Tension between neighborhood residents and the Crestwood Colts football program resulted in a list of demands which, according to some residents, went unmet two years later. A petition circulated asking the neighborhood association to vote on a resolution asking the Birmingham Parks & Recreation Board to withdraw the Colts' lease. In the Spring of 1999 Blake helped to negotiate a solution where the Colts and the neighborhood jointly established a coordinating committee to act as a liaison in communicating the concerns of each group. Specific actions to be taken included having a police officer oversee parking and enforce littering laws and ending the practice of broadcasting music over the park's public address system.

Though it had been the property of the city and used as a park since the 1940s, formal dedication as a public park did not take place until 2000.

On May 12, 2007 the park's playing field was rededicated as Claud Cotten III Memorial Field to recognize the contributions of Crestwood North neighborhood activist Claud Cotten, who promoted organized sports for decades and served on the board of the Crestwood Colts.

Beginning in 2004 a new master plan for the park's future was created by the Crestwood Park Improvement Committee.
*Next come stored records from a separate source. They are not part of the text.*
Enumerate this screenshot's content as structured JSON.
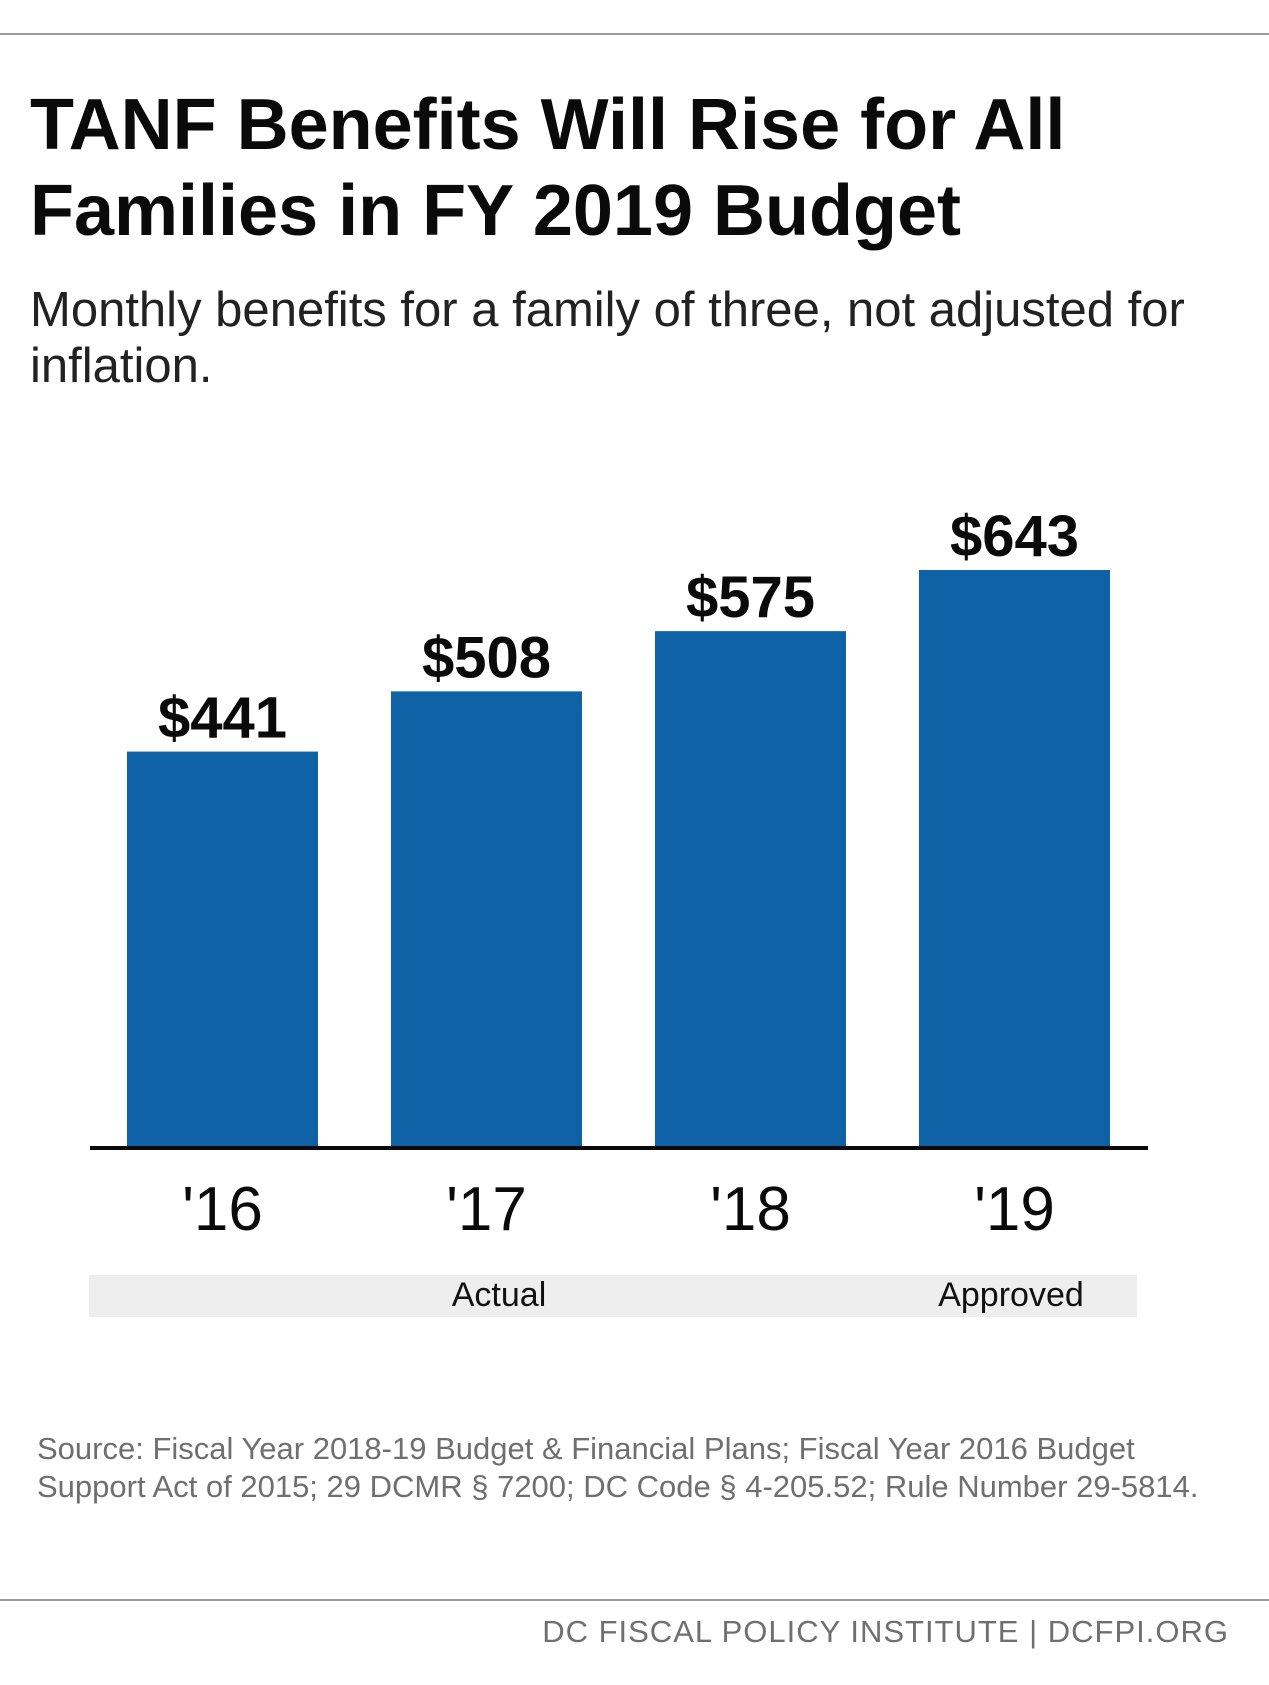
{
  "title": "TANF Benefits Will Rise for All Families in FY 2019 Budget",
  "subtitle": "Monthly benefits for a family of three, not adjusted for inflation.",
  "source": "Source: Fiscal Year 2018-19 Budget & Financial Plans; Fiscal Year 2016 Budget Support Act of 2015; 29 DCMR § 7200; DC Code § 4-205.52; Rule Number 29-5814.",
  "footer": "DC FISCAL POLICY INSTITUTE | DCFPI.ORG",
  "colors": {
    "bar": "#0f62a6",
    "axis": "#0a0a0a",
    "group_band": "#eeeeee",
    "rule": "#9a9a9a"
  },
  "chart_data": {
    "type": "bar",
    "categories": [
      "'16",
      "'17",
      "'18",
      "'19"
    ],
    "values": [
      441,
      508,
      575,
      643
    ],
    "value_labels": [
      "$441",
      "$508",
      "$575",
      "$643"
    ],
    "ylim": [
      0,
      700
    ],
    "grid": false,
    "legend": "none",
    "groups": [
      {
        "label": "Actual",
        "categories": [
          "'16",
          "'17",
          "'18"
        ]
      },
      {
        "label": "Approved",
        "categories": [
          "'19"
        ]
      }
    ]
  }
}
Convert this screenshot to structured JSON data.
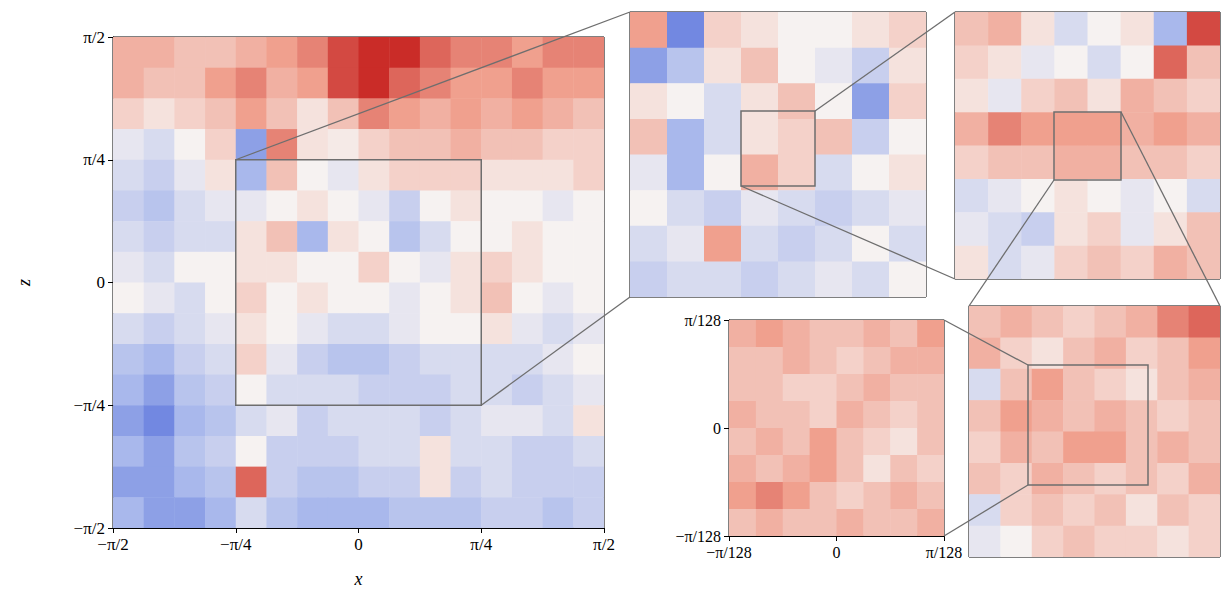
{
  "color_scale": {
    "range": [
      -1,
      1
    ],
    "colors": [
      "#1f3fd0",
      "#a9b8ec",
      "#f6f2f1",
      "#f0a08e",
      "#c00f0f"
    ]
  },
  "chart_data": [
    {
      "type": "heatmap",
      "xlabel": "x",
      "ylabel": "z",
      "xlim": [
        -1.5708,
        1.5708
      ],
      "ylim": [
        -1.5708,
        1.5708
      ],
      "xticks": [
        {
          "value": -1.5708,
          "label": "−π/2"
        },
        {
          "value": -0.7854,
          "label": "−π/4"
        },
        0,
        {
          "value": 0.7854,
          "label": "π/4"
        },
        {
          "value": 1.5708,
          "label": "π/2"
        }
      ],
      "yticks": [
        {
          "value": -1.5708,
          "label": "−π/2"
        },
        {
          "value": -0.7854,
          "label": "−π/4"
        },
        0,
        {
          "value": 0.7854,
          "label": "π/4"
        },
        {
          "value": 1.5708,
          "label": "π/2"
        }
      ],
      "zoom_box": {
        "x": [
          -0.7854,
          0.7854
        ],
        "z": [
          -0.7854,
          0.7854
        ]
      },
      "cells": [
        [
          0.4,
          0.4,
          0.3,
          0.3,
          0.4,
          0.5,
          0.6,
          0.8,
          0.9,
          0.9,
          0.7,
          0.6,
          0.6,
          0.5,
          0.6,
          0.6
        ],
        [
          0.4,
          0.3,
          0.3,
          0.5,
          0.6,
          0.4,
          0.5,
          0.8,
          0.9,
          0.7,
          0.6,
          0.5,
          0.5,
          0.6,
          0.5,
          0.5
        ],
        [
          0.2,
          0.1,
          0.2,
          0.3,
          0.5,
          0.3,
          0.1,
          0.3,
          0.6,
          0.5,
          0.4,
          0.5,
          0.4,
          0.5,
          0.4,
          0.3
        ],
        [
          -0.1,
          -0.2,
          0.0,
          0.2,
          -0.6,
          0.6,
          0.1,
          0.05,
          0.2,
          0.3,
          0.3,
          0.4,
          0.3,
          0.3,
          0.2,
          0.2
        ],
        [
          -0.2,
          -0.3,
          -0.1,
          0.1,
          -0.5,
          0.3,
          0.0,
          -0.1,
          0.1,
          0.2,
          0.2,
          0.2,
          0.1,
          0.1,
          0.1,
          0.2
        ],
        [
          -0.3,
          -0.4,
          -0.2,
          -0.1,
          -0.1,
          0.0,
          0.1,
          0.0,
          -0.1,
          -0.3,
          0.0,
          0.1,
          0.0,
          0.0,
          -0.1,
          0.0
        ],
        [
          -0.2,
          -0.3,
          -0.2,
          -0.2,
          0.1,
          0.3,
          -0.5,
          0.1,
          0.0,
          -0.4,
          -0.2,
          0.0,
          0.0,
          0.1,
          0.0,
          0.0
        ],
        [
          -0.1,
          -0.2,
          0.0,
          0.0,
          0.1,
          0.1,
          0.0,
          0.0,
          0.2,
          0.0,
          -0.1,
          0.1,
          0.2,
          0.1,
          0.0,
          0.0
        ],
        [
          0.0,
          -0.1,
          -0.2,
          0.0,
          0.2,
          0.0,
          0.1,
          0.0,
          0.0,
          -0.1,
          0.0,
          0.1,
          0.3,
          0.0,
          -0.1,
          0.0
        ],
        [
          -0.2,
          -0.3,
          -0.2,
          -0.1,
          0.1,
          0.0,
          -0.1,
          -0.2,
          -0.2,
          -0.1,
          0.0,
          0.0,
          0.1,
          -0.1,
          -0.2,
          -0.1
        ],
        [
          -0.4,
          -0.5,
          -0.3,
          -0.2,
          0.2,
          -0.1,
          -0.3,
          -0.4,
          -0.4,
          -0.3,
          -0.2,
          -0.2,
          -0.2,
          -0.2,
          -0.1,
          0.0
        ],
        [
          -0.5,
          -0.6,
          -0.4,
          -0.3,
          0.0,
          -0.2,
          -0.2,
          -0.2,
          -0.3,
          -0.3,
          -0.3,
          -0.2,
          -0.2,
          -0.3,
          -0.2,
          -0.1
        ],
        [
          -0.6,
          -0.7,
          -0.5,
          -0.4,
          -0.2,
          -0.1,
          -0.3,
          -0.2,
          -0.2,
          -0.2,
          -0.3,
          -0.2,
          -0.1,
          -0.1,
          -0.2,
          0.1
        ],
        [
          -0.5,
          -0.6,
          -0.4,
          -0.3,
          0.0,
          -0.3,
          -0.3,
          -0.3,
          -0.2,
          -0.2,
          0.1,
          -0.2,
          -0.2,
          -0.3,
          -0.3,
          -0.2
        ],
        [
          -0.6,
          -0.6,
          -0.5,
          -0.4,
          0.7,
          -0.3,
          -0.4,
          -0.4,
          -0.3,
          -0.3,
          0.1,
          -0.3,
          -0.2,
          -0.3,
          -0.3,
          -0.3
        ],
        [
          -0.5,
          -0.6,
          -0.6,
          -0.5,
          -0.2,
          -0.4,
          -0.5,
          -0.5,
          -0.5,
          -0.4,
          -0.4,
          -0.4,
          -0.3,
          -0.3,
          -0.4,
          -0.3
        ]
      ]
    },
    {
      "type": "heatmap",
      "tick_labels": false,
      "cells": [
        [
          0.5,
          -0.7,
          0.2,
          0.1,
          0.0,
          0.0,
          0.1,
          0.2
        ],
        [
          -0.6,
          -0.4,
          0.1,
          0.3,
          0.0,
          -0.1,
          -0.3,
          0.1
        ],
        [
          0.1,
          0.0,
          -0.2,
          0.1,
          0.3,
          0.0,
          -0.6,
          0.2
        ],
        [
          0.3,
          -0.5,
          -0.2,
          0.1,
          0.2,
          0.3,
          -0.3,
          0.0
        ],
        [
          -0.1,
          -0.5,
          0.0,
          0.4,
          0.2,
          -0.2,
          0.0,
          0.1
        ],
        [
          0.0,
          -0.2,
          -0.3,
          -0.1,
          -0.2,
          -0.3,
          -0.2,
          -0.1
        ],
        [
          -0.2,
          -0.1,
          0.5,
          -0.2,
          -0.3,
          -0.2,
          0.0,
          -0.2
        ],
        [
          -0.3,
          -0.2,
          -0.2,
          -0.3,
          -0.2,
          -0.1,
          -0.2,
          0.0
        ]
      ]
    },
    {
      "type": "heatmap",
      "tick_labels": false,
      "cells": [
        [
          0.3,
          0.4,
          0.1,
          -0.2,
          0.0,
          0.1,
          -0.5,
          0.8
        ],
        [
          0.2,
          0.1,
          -0.1,
          0.0,
          -0.2,
          0.0,
          0.7,
          0.3
        ],
        [
          0.1,
          -0.1,
          0.2,
          0.3,
          0.1,
          0.4,
          0.3,
          0.2
        ],
        [
          0.4,
          0.6,
          0.5,
          0.5,
          0.5,
          0.4,
          0.5,
          0.4
        ],
        [
          0.2,
          0.3,
          0.3,
          0.4,
          0.4,
          0.3,
          0.3,
          0.2
        ],
        [
          -0.2,
          -0.1,
          0.0,
          0.1,
          0.0,
          -0.1,
          0.0,
          -0.2
        ],
        [
          -0.1,
          -0.2,
          -0.3,
          0.1,
          0.2,
          -0.1,
          0.1,
          0.3
        ],
        [
          0.1,
          -0.2,
          -0.1,
          0.2,
          0.3,
          0.2,
          0.4,
          0.3
        ]
      ]
    },
    {
      "type": "heatmap",
      "tick_labels": false,
      "cells": [
        [
          0.3,
          0.4,
          0.3,
          0.2,
          0.3,
          0.4,
          0.6,
          0.7
        ],
        [
          0.4,
          0.2,
          0.1,
          0.3,
          0.4,
          0.2,
          0.3,
          0.5
        ],
        [
          -0.2,
          0.3,
          0.5,
          0.3,
          0.2,
          0.1,
          0.3,
          0.4
        ],
        [
          0.3,
          0.5,
          0.4,
          0.3,
          0.4,
          0.3,
          0.2,
          0.3
        ],
        [
          0.2,
          0.4,
          0.3,
          0.5,
          0.5,
          0.3,
          0.4,
          0.3
        ],
        [
          0.3,
          0.2,
          0.4,
          0.3,
          0.2,
          0.3,
          0.2,
          0.4
        ],
        [
          -0.2,
          0.2,
          0.3,
          0.2,
          0.3,
          0.1,
          0.3,
          0.2
        ],
        [
          -0.1,
          0.0,
          0.2,
          0.3,
          0.2,
          0.2,
          0.1,
          0.2
        ]
      ]
    },
    {
      "type": "heatmap",
      "xlim": [
        -0.024544,
        0.024544
      ],
      "ylim": [
        -0.024544,
        0.024544
      ],
      "xticks": [
        {
          "value": -0.024544,
          "label": "−π/128"
        },
        0,
        {
          "value": 0.024544,
          "label": "π/128"
        }
      ],
      "yticks": [
        {
          "value": -0.024544,
          "label": "−π/128"
        },
        0,
        {
          "value": 0.024544,
          "label": "π/128"
        }
      ],
      "cells": [
        [
          0.4,
          0.5,
          0.4,
          0.3,
          0.3,
          0.4,
          0.3,
          0.5
        ],
        [
          0.3,
          0.3,
          0.4,
          0.3,
          0.2,
          0.3,
          0.4,
          0.4
        ],
        [
          0.3,
          0.3,
          0.2,
          0.2,
          0.3,
          0.4,
          0.3,
          0.3
        ],
        [
          0.4,
          0.3,
          0.3,
          0.2,
          0.4,
          0.3,
          0.2,
          0.3
        ],
        [
          0.3,
          0.4,
          0.3,
          0.5,
          0.3,
          0.2,
          0.1,
          0.3
        ],
        [
          0.4,
          0.3,
          0.4,
          0.5,
          0.3,
          0.1,
          0.3,
          0.2
        ],
        [
          0.5,
          0.6,
          0.5,
          0.3,
          0.2,
          0.3,
          0.4,
          0.3
        ],
        [
          0.3,
          0.4,
          0.3,
          0.3,
          0.4,
          0.3,
          0.3,
          0.4
        ]
      ]
    }
  ]
}
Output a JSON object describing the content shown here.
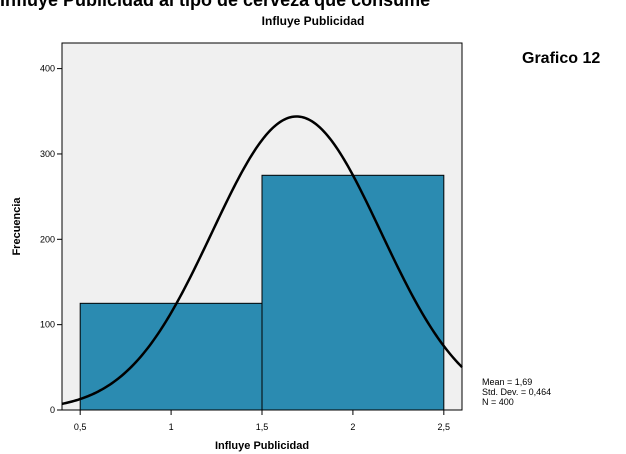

The committee conducted a needs assessment survey and worked with architect Jason Fondren, Parks & Recreation Board director Melvin Miller and Birmingham City Council representative Valerie Abbott to create a conceptual plan during a design charette held at Girls, Inc.. $2.4 million was allocated for improvements by the city in 2009 and detailed plans were drawn up by Macknally Land Design. Construction began in December 2011 and the park re-opened in September 2012.